Who says healthy eating has to cost a lot of money?
That’s what I said with a smile to the young cashier as she gave me a blank stare back and rang up the two pound bag of carrots that were on sale for 88 cents (deal huh!). My kids weren’t with me but I could hear their embarrassed voices ringing in my ear, do you think she really cares mom? On sale or not, carrots are one of the best healthy buys in the grocery store (See 5 Surprising things to know about carrots – Quiz!)
I wear my thriftiness like a badge of honour.

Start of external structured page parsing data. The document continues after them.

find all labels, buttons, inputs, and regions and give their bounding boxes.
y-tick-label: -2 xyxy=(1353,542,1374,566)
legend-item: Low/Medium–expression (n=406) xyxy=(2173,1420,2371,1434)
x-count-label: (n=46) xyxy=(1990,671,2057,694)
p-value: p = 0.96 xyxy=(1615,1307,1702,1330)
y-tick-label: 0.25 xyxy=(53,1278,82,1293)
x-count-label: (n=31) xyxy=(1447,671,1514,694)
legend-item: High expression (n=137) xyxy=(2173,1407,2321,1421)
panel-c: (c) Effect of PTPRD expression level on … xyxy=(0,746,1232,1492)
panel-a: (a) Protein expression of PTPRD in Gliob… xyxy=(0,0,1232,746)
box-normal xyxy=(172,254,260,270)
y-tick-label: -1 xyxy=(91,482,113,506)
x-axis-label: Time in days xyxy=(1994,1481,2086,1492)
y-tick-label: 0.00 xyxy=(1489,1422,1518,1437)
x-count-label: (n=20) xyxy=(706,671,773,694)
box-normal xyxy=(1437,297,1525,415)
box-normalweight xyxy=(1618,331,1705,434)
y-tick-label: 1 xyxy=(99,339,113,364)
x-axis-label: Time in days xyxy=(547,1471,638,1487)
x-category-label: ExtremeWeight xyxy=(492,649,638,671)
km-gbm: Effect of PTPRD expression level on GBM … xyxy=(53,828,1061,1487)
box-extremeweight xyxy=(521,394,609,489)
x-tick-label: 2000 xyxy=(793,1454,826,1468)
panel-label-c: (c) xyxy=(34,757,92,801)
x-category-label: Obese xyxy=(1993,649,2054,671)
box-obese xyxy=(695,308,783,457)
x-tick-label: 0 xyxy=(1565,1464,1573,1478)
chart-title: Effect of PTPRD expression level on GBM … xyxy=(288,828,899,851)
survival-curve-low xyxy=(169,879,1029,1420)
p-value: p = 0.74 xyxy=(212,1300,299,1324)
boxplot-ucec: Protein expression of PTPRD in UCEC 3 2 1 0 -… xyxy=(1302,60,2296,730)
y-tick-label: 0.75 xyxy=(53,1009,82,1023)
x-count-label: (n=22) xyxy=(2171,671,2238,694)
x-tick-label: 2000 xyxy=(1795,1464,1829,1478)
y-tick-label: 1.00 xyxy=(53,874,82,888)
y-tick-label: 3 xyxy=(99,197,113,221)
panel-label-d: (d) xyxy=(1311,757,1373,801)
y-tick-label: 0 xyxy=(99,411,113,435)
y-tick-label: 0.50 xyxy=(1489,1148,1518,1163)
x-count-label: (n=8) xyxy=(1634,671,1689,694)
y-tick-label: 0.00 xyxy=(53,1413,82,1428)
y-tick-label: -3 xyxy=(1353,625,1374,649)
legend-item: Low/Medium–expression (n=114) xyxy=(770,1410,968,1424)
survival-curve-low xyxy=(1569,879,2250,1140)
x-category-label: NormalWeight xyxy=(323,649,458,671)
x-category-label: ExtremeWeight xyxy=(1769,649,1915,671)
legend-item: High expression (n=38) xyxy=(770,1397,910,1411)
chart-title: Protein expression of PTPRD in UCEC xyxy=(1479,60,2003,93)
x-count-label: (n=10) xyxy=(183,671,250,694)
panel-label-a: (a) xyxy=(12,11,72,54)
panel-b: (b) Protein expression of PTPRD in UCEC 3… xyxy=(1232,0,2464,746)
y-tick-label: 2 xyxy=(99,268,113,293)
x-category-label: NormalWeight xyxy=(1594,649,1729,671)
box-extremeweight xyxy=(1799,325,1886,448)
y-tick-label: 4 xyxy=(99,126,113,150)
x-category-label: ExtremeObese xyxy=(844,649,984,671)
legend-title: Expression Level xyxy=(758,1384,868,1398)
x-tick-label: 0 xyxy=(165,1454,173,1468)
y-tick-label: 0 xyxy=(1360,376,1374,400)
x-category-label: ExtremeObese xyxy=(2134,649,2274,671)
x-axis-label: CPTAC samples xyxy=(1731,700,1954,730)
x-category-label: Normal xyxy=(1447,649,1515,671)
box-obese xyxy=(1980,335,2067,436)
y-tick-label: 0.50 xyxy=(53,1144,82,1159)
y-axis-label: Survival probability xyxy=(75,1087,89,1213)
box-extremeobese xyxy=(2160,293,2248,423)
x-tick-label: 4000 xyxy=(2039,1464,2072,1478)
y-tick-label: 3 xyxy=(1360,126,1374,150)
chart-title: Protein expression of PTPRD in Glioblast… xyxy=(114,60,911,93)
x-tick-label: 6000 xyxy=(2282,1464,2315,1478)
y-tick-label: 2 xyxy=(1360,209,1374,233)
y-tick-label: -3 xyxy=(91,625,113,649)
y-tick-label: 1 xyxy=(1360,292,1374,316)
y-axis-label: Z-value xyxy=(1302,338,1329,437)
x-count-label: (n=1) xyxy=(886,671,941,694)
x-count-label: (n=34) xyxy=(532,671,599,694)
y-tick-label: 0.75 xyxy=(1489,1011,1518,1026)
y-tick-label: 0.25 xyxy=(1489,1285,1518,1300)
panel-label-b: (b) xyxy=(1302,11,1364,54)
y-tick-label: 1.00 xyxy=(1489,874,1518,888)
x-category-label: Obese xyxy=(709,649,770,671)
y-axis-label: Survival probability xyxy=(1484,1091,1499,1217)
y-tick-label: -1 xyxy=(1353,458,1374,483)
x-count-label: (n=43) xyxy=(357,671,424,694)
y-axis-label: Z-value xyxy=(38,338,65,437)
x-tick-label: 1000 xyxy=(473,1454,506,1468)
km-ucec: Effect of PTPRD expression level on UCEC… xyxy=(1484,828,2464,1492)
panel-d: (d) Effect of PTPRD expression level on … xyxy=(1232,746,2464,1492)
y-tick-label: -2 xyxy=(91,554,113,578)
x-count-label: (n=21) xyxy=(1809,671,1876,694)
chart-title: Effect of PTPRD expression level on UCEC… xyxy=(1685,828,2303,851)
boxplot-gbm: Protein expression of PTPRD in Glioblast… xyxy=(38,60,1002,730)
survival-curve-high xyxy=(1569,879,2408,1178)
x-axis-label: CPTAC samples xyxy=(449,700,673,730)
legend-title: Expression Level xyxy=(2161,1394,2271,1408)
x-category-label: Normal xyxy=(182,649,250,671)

I get it from my mom who grew up in Dublin’s tenement housing. I found this photo online of the one bedroom flat she lived in with my gran, widowed in her 30’s with six small children in tow…enough to keep my daily pouting in check. It was still all boarded up a couple years ago when I was last in Dublin. They lived on the second floor, second window to the right.
Well little do my kids know, the apple doesn’t fall far from the tree and they’ll soon learn how to get the most value from their food dollar too, all thanks to my mom. (see 5 Genius ways to eat well and save)
So I did the math. This soup comes to 50 cents a serving and that includes the hunger-curbing red lentils I added to the original Foodland Ontario recipe.
It’s another way for our family to keep up the Pulse Pledge we made a few weeks back to eat pulses weekly.
My daughter loves this so much I’ve started freezing it in single portions. We just need to be sure it’s steaming hot when it goes into the warmed-up thermos. (see 4 things to know about using a thermos for school lunches).
Being a dietitian, I was curious to do the nutrition math too.
One cup of this soup gives a whopping:
• 2 bananas worth of potassium;
• ¾ cup of milk worth of calcium;
• 2 eggs worth of protein;
• 3 slices of whole wheat bread worth of fibre;
• 23% more of the disease fighting, immune boosting antioxidant beta-carotene than raw carrots.
And are you with me on this one?
Sending hot soup to school on a cold winter day is like giving your kid a little hug at lunchtime. So there you have it, budget-wise-and-healthy-love-in-a-thermos carrot lentil soup.
What can I blog on next that will help to make planning or packing healthier school lunches easier for you? Email me: firstname.lastname@example.org.
- 15 mL (1 tbsp) Canola oil
- 1 Ontario Onion, chopped
- 2 lb (1 kg) Ontario Carrots (about 8 large carrots), scrubbed and roughly chopped
- 1 celery stalk, sliced
- ¼ tsp (1 mL) each salt and pepper
- ¼ tsp (1 mL) nutmeg
- ¾ cup (175 mL) red lentils
- 5 cups vegetable or chicken broth (homemade or low sodium)
- 1 bay leaf
- 1 can (385 mL) 2% evaporated milk
- Heat a large Dutch oven or big pot over medium heat and add oil. Heat for 30 seconds, then add onions, carrots, celery, salt, pepper and nutmeg. Sauté stirring often until vegetables soften, about 8 minutes.
- Add the red lentils, bay leaf and broth. Bring to boil then lower the heat. Cover and simmer until the vegetables are very tender, about 20-25 minutes.
- Discard bay leaf. Add evaporated milk and purée. You can use an upright blender or food processor but I find using an immersion blender makes for a quicker clean up and does a fine job. If you prefer a thinner consistency, add a bit more water.